The second thing you talked about is related to conflicts and, I think, also about methods of really making sure that when we say we have the best science, that a reader, a listener can feel confident that that is the case. And that is about scrutinizing conflicts. It is about ensuring the most rigorous science, and I do think that that is also important.
One of the roles I’ve had before was as the chair of the U.S. Preventive Services Task Force. I think that was in this field of prevention, I never quite understood how much money was in prevention, how much politics is in prevention. I learned that on the job, and that’s where I learned so much about thinking about how we think about conflicts of interest.
I’ve most recently been chairing a Department of Epidemiology and Biostatistics, which has made me deeply appreciate people who understand methods and who understand how we know what we know when we have new findings.
I think those are going to be important. I think if you’re going to be JAMA and the JAMA Network that people can trust, those things still have to be core to what you’re doing. So, I think they will play an important role.
Faust: I know you haven’t started yet, so this is a hypothetical question, but I’m actually a little bit interested just in your life balance and what you’ll be doing and what your day-to-day will be with this obviously all-encompassing job. Does this position allow you to do anything else? Will you still be able to see patients and stay involved in research? Or is it just like, okay, I am now the captain of this ship and that requires my full attention.

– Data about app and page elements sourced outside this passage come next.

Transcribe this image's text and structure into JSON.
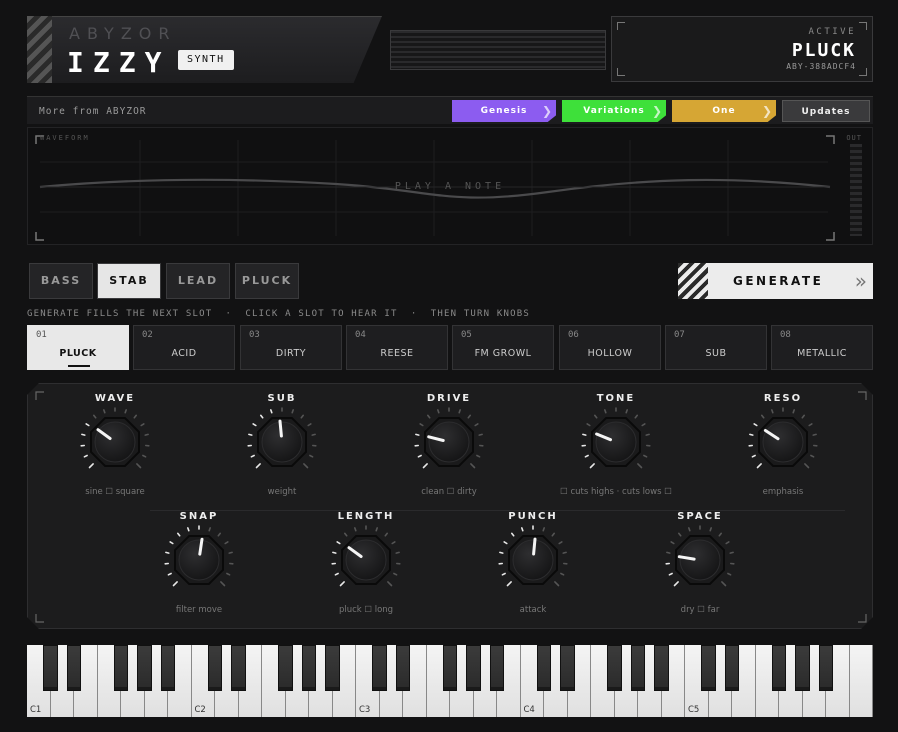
{
  "header": {
    "brand_sub": "ABYZOR",
    "brand_title": "IZZY",
    "badge": "SYNTH",
    "active_label": "ACTIVE",
    "active_name": "PLUCK",
    "active_id": "ABY-388ADCF4"
  },
  "more_bar": {
    "text": "More from ABYZOR",
    "links": [
      {
        "label": "Genesis",
        "color": "#8c5cf0"
      },
      {
        "label": "Variations",
        "color": "#3ee03a"
      },
      {
        "label": "One",
        "color": "#d6a634"
      },
      {
        "label": "Updates",
        "color": "#3a3a3c"
      }
    ]
  },
  "waveform": {
    "label": "WAVEFORM",
    "out_label": "OUT",
    "placeholder": "PLAY A NOTE"
  },
  "type_tabs": [
    {
      "label": "BASS",
      "active": false
    },
    {
      "label": "STAB",
      "active": true
    },
    {
      "label": "LEAD",
      "active": false
    },
    {
      "label": "PLUCK",
      "active": false
    }
  ],
  "generate_label": "GENERATE",
  "hint": "GENERATE FILLS THE NEXT SLOT  ·  CLICK A SLOT TO HEAR IT  ·  THEN TURN KNOBS",
  "slots": [
    {
      "num": "01",
      "name": "PLUCK",
      "active": true
    },
    {
      "num": "02",
      "name": "ACID",
      "active": false
    },
    {
      "num": "03",
      "name": "DIRTY",
      "active": false
    },
    {
      "num": "04",
      "name": "REESE",
      "active": false
    },
    {
      "num": "05",
      "name": "FM GROWL",
      "active": false
    },
    {
      "num": "06",
      "name": "HOLLOW",
      "active": false
    },
    {
      "num": "07",
      "name": "SUB",
      "active": false
    },
    {
      "num": "08",
      "name": "METALLIC",
      "active": false
    }
  ],
  "knobs_row1": [
    {
      "title": "WAVE",
      "sub": "sine ☐ square",
      "value": 0.3
    },
    {
      "title": "SUB",
      "sub": "weight",
      "value": 0.48
    },
    {
      "title": "DRIVE",
      "sub": "clean ☐ dirty",
      "value": 0.22
    },
    {
      "title": "TONE",
      "sub": "☐ cuts highs · cuts lows ☐",
      "value": 0.25
    },
    {
      "title": "RESO",
      "sub": "emphasis",
      "value": 0.29
    }
  ],
  "knobs_row2": [
    {
      "title": "SNAP",
      "sub": "filter move",
      "value": 0.53
    },
    {
      "title": "LENGTH",
      "sub": "pluck ☐ long",
      "value": 0.3
    },
    {
      "title": "PUNCH",
      "sub": "attack",
      "value": 0.52
    },
    {
      "title": "SPACE",
      "sub": "dry ☐ far",
      "value": 0.2
    }
  ],
  "keyboard": {
    "octave_labels": [
      "C1",
      "C2",
      "C3",
      "C4",
      "C5"
    ]
  }
}
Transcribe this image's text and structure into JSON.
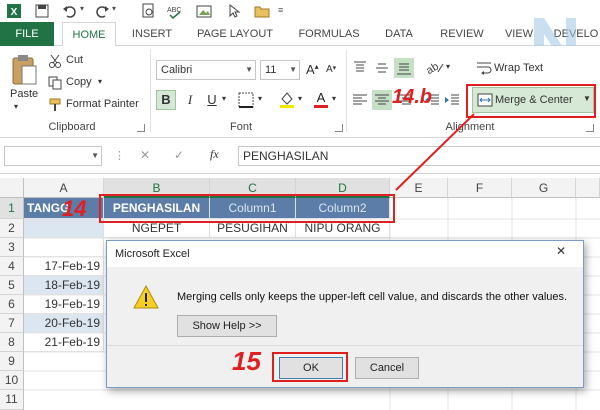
{
  "ribbon_tabs": [
    "FILE",
    "HOME",
    "INSERT",
    "PAGE LAYOUT",
    "FORMULAS",
    "DATA",
    "REVIEW",
    "VIEW",
    "DEVELO"
  ],
  "clipboard": {
    "paste": "Paste",
    "cut": "Cut",
    "copy": "Copy",
    "format_painter": "Format Painter",
    "label": "Clipboard"
  },
  "font": {
    "name": "Calibri",
    "size": "11",
    "bold": "B",
    "italic": "I",
    "underline": "U",
    "label": "Font",
    "grow": "A",
    "shrink": "A"
  },
  "alignment": {
    "wrap_text": "Wrap Text",
    "merge_center": "Merge & Center",
    "label": "Alignment"
  },
  "formula_bar": {
    "name_box": "",
    "fx": "fx",
    "cancel": "✕",
    "enter": "✓",
    "formula": "PENGHASILAN"
  },
  "columns": [
    "A",
    "B",
    "C",
    "D",
    "E",
    "F",
    "G"
  ],
  "rows": [
    "1",
    "2",
    "3",
    "4",
    "5",
    "6",
    "7",
    "8",
    "9",
    "10",
    "11"
  ],
  "cells": {
    "a1": "TANGG",
    "b1": "PENGHASILAN",
    "c1": "Column1",
    "d1": "Column2",
    "b2": "NGEPET",
    "c2": "PESUGIHAN",
    "d2": "NIPU ORANG",
    "a4": "17-Feb-19",
    "a5": "18-Feb-19",
    "a6": "19-Feb-19",
    "a7": "20-Feb-19",
    "a8": "21-Feb-19"
  },
  "dialog": {
    "title": "Microsoft Excel",
    "close": "✕",
    "message": "Merging cells only keeps the upper-left cell value, and discards the other values.",
    "show_help": "Show Help >>",
    "ok": "OK",
    "cancel": "Cancel"
  },
  "annotations": {
    "step_merge": "14.b",
    "step_select": "14",
    "step_ok": "15"
  },
  "colors": {
    "accent": "#217346",
    "annotation": "#e02020",
    "header_fill": "#5b7da8"
  }
}
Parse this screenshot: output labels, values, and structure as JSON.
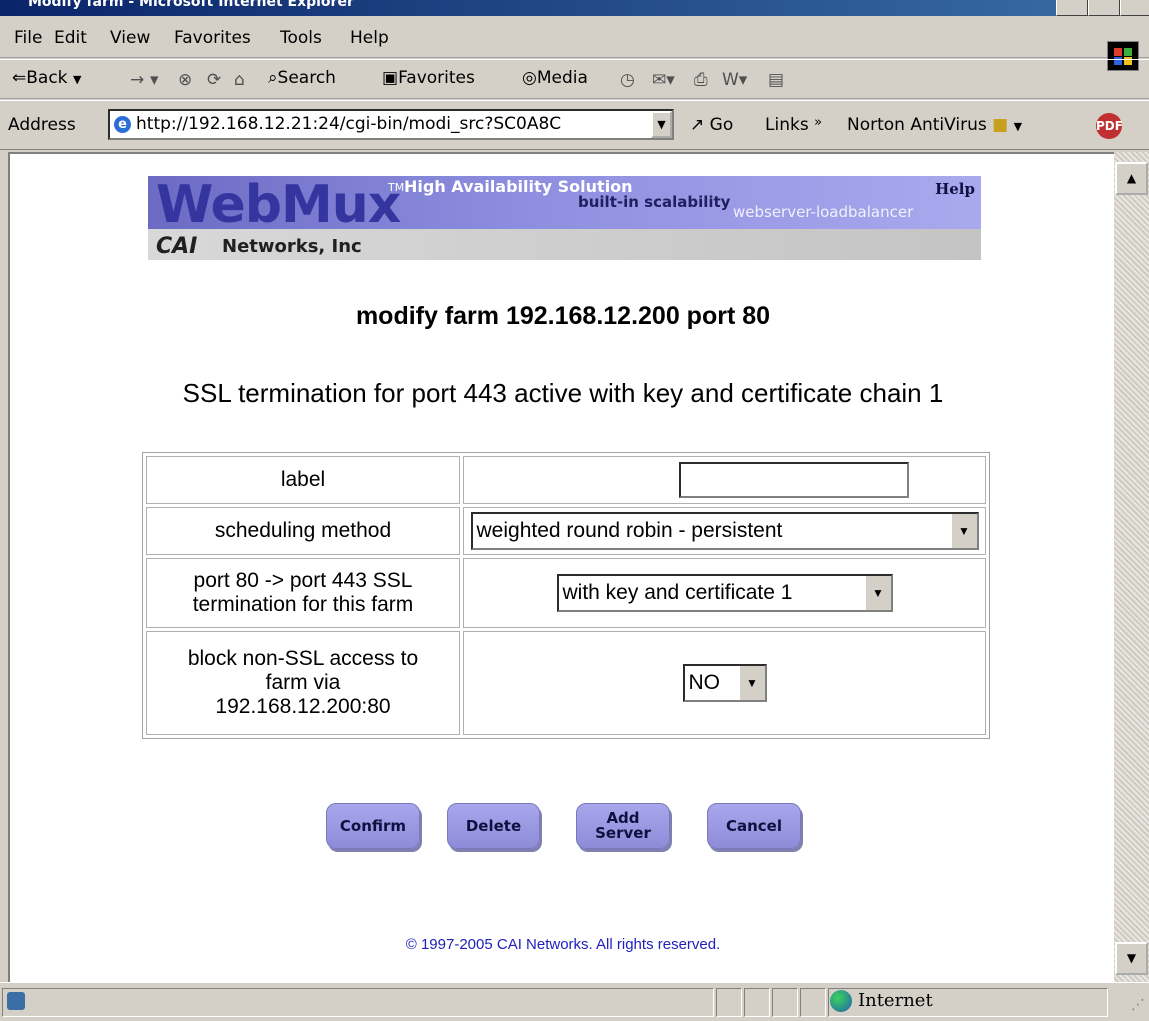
{
  "window": {
    "title": "Modify farm - Microsoft Internet Explorer"
  },
  "menu": {
    "file": "File",
    "edit": "Edit",
    "view": "View",
    "favorites": "Favorites",
    "tools": "Tools",
    "help": "Help"
  },
  "toolbar": {
    "back": "Back",
    "search": "Search",
    "favorites": "Favorites",
    "media": "Media"
  },
  "address": {
    "label": "Address",
    "url": "http://192.168.12.21:24/cgi-bin/modi_src?SC0A8C",
    "go": "Go",
    "links": "Links",
    "norton": "Norton AntiVirus"
  },
  "banner": {
    "logo": "WebMux",
    "tm": "TM",
    "tagline": "High Availability Solution",
    "builtin": "built-in scalability",
    "sub": "webserver-loadbalancer",
    "help": "Help",
    "company_logo": "CAI",
    "company": "Networks, Inc"
  },
  "page": {
    "title": "modify farm 192.168.12.200 port 80",
    "ssl_status": "SSL termination for port 443 active with key and certificate chain 1"
  },
  "form": {
    "label_label": "label",
    "label_value": "",
    "scheduling_label": "scheduling method",
    "scheduling_value": "weighted round robin - persistent",
    "ssl_label_line1": "port 80 -> port 443 SSL",
    "ssl_label_line2": "termination for this farm",
    "ssl_value": "with key and certificate 1",
    "block_label_line1": "block non-SSL access to",
    "block_label_line2": "farm via",
    "block_label_line3": "192.168.12.200:80",
    "block_value": "NO"
  },
  "buttons": {
    "confirm": "Confirm",
    "delete": "Delete",
    "add_server_line1": "Add",
    "add_server_line2": "Server",
    "cancel": "Cancel"
  },
  "footer": {
    "copyright": "© 1997-2005 CAI Networks. All rights reserved."
  },
  "status": {
    "zone": "Internet"
  }
}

Bibbins-Domingo: I was really fortunate that UCSF gave me a leave of absence, so I will still be a faculty member at UCSF.
I do think I will continue to see patients, mostly working in a clinic with trainees. I think seeing patients has always been an important part of what I’ve done, even as I’ve continued to mostly have a career as a researcher, because I think it is the way we stay grounded in what we’re doing. It is the way still that the best scientific questions from my own career have come out of caring for patients. That was absolutely true during the pandemic. I think it’s important to stay grounded in that way.
I’m fortunate to work collaboratively with a lot of research groups, and I think that those collaborations will continue. I look forward to having those continue, not with me as the leader, the PI [primary investigator] of a grant, but as a part of a collaborative team. I know that that will be important.
And again, you know, the scientific enterprise is a complex one. There are many, many parts of this enterprise: the people who fund, the people who conduct research, the people who are caring for patients who read research and translate it into improvements, the scientific publication part of this. I think all of that has a role to play in how science and medicine and public health continue to advance and improve. I’m really excited to learn this part of that enterprise. But I think it is also important for me to be parts of those things that are really caring for patients and seeing how we’re actually doing the studies themselves.
Faust: Dr. Kirsten Bibbins-Domingo, incoming editor-in-chief of JAMA and the JAMA Network. Your success is our success. I wish you all of it. Thank you for joining us here on MedPage Today, and we will look forward to seeing where our field heads really in a great many ways under your leadership for years to come.
Bibbins-Domingo: Thanks so much, Jeremy.